At RWDC, we believe that question belongs at the center of the packaging conversation.
The Fourth R: Replacement
For decades, plastic waste solutions have been framed around three familiar principles: Reduce, Reuse, and Recycle.
Those principles remain important. We should reduce unnecessary consumption. We should reuse products where reuse makes sense. We should recycle materials that can be effectively recovered and returned to productive use.
But microplastics expose a challenge the original Three Rs were not designed to fully address.
Reduce, Reuse, and Recycle largely focus on what happens after a product has already been made. Microplastics force us to ask an earlier question.
Should a persistent plastic have been used for this application in the first place?
That is where the Fourth R comes in: Replacement.
Replacement does not mean every plastic should disappear from every application. Some uses require durability, longevity, and specific performance characteristics that conventional plastics can provide.
But many single-use and short-lived products are different. They are designed to be used briefly, discarded quickly, and recovered inconsistently. In those applications, material choice matters.
Replacement asks whether persistent plastics can be substituted with materials designed to perform during use and return more safely to natural systems at the end of their useful life.
That is not waste management. It is pollution prevention by design.
Where RWDC Fits
RWDC is focused on that material challenge.
Through Solon® PHA polymers, RWDC is developing materials designed to provide the functionality consumers and brands expect while offering a fundamentally different environmental profile from conventional plastics.
Solon PHA is produced from renewable resources and designed to biodegrade across a wide range of natural environments. Unlike conventional plastics that can persist and fragment into microplastics over time, PHA materials are designed to return to natural systems through biological processes.
That difference matters.
As concerns around microplastics continue to grow, brands, policymakers, and consumers are asking better questions about the materials used in everyday products. Packaging is no longer just about shelf life, convenience, and cost. It is also about what happens when that package leaves our hands.
The future of sustainable packaging will require better design, better recovery systems, and better material choices.
No single solution will solve the microplastics challenge. But for applications where persistent plastics create lasting environmental and human-health concerns, Replacement must be part of the conversation.
Reduce what is unnecessary. Reuse what can be used again. Recycle what can be recovered.

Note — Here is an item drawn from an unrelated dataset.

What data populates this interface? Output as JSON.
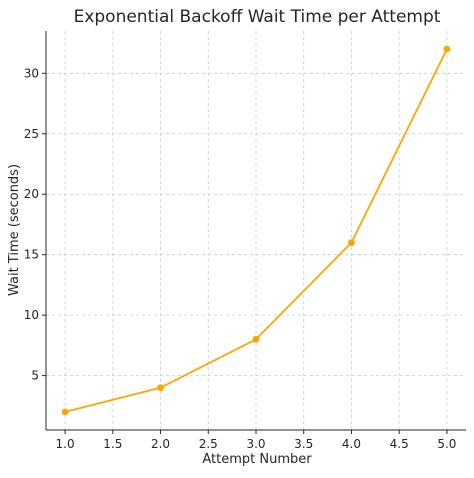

But where persistent plastics are likely to escape collection systems, enter natural environments, or contribute to microplastic formation, the better answer may not be managing them more effectively.
It may be replacing them altogether.
That is the Fourth R.

This article references Greenpeace International’s report on microplastics and plastic-associated chemicals detected in baby food sold in flexible plastic pouches. The study’s findings point to the need for additional research into exposure pathways, health impacts, and the role packaging may play in introducing microplastics into food products.